North Korea has fired artillery shells into South Korean waters, apparently in reaction to military exercises being conducted between the U.S. and South Korea.

Seoul responded immediately on Monday by shelling North Korean waters.  Officials say no shells hit any land areas on either side along the western sea boundary and no one was injured.  South Korean officials said some residents of border islands were evacuated to shelters as a precaution.

A White House official described the actions as “dangerous and provocative”, adding that the country’s threats and provocations only isolate it further.

“We remain steadfast in our commitment [to] the defense of our allies and remain in close coordination with both the Republic of Korea and Japan,” White House National Security Council spokesman Jonathan Lalley said Monday.

US-South Korea exercises

U.S. General Paul Kennedy says the joint exercises taking place about 360 kilometers north of Seoul have no political objectives.

“This exercise is not designed to act with any political situation.  It’s not designed to send a message.  This is something that we have to do to interoperate with our allies,” said Kennedy.

The North in recent weeks has increased threatening rhetoric and conducted a series of rocket and ballistic missile launches into waters off the east coast of the Korean peninsula.

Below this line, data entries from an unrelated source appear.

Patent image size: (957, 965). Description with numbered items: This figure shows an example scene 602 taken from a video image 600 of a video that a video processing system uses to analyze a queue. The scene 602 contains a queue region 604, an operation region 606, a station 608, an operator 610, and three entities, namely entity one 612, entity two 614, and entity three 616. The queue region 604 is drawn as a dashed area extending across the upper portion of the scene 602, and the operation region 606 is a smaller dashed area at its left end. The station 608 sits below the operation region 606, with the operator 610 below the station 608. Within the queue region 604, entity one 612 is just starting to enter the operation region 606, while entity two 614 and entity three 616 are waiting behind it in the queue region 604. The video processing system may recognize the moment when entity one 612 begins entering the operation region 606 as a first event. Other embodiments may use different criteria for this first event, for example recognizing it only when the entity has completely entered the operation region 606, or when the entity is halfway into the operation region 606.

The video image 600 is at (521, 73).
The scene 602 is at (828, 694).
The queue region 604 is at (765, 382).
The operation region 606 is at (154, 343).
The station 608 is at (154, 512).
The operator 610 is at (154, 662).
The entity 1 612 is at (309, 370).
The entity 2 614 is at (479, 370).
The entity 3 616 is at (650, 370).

Pyongyang threatened on Sunday to conduct what it called “a new form of nuclear test” after the U.N. Security Council condemned the North’s recent ballistic missile launches.

Nuclear capabilities

Malcolm Cook, an analyst at the Singapore-based Institute for South Asian Studies, tells VOA this could mean the North has developed the ability to build a nuclear warhead.

“Certainly, if they were able to show the capability of weaponizing, in that sense, their new nuclear capability, that would be a significant change to the inter-regional security picture in a significant way.  The other thing they may do, are more underground tests or more than one test at other times.  I think the range of what they call new nuclear measures is quite broad, but if they were able to show that they’ve been able to miniaturize a nuclear warhead to put on any of their short, medium or long range missiles, then that would be a significant change,” said Cook.

Cook added that Monday’s artillery exchange is not as serious as the deadly sinking of a South Korean warship in March 2010, and North Korea’s shelling of Yeonpyeong Island in November of that same year that killed four people.

A statement Sunday from the North’s Foreign Ministry said it was intolerable that the Security Council would “turn a blind eye” to U.S. nuclear war exercises while denouncing the North Korean army’s self-defensive rocket launch exercises.

After North Korea fired two medium-range ballistic missiles into the sea off the east coast of the Korean peninsula Wednesday, the Security Council condemned the launches the next day, saying they violated U.N. resolutions.

Pyongyang routinely calls military drills involving South Korea and the U.S. a rehearsal for invasion.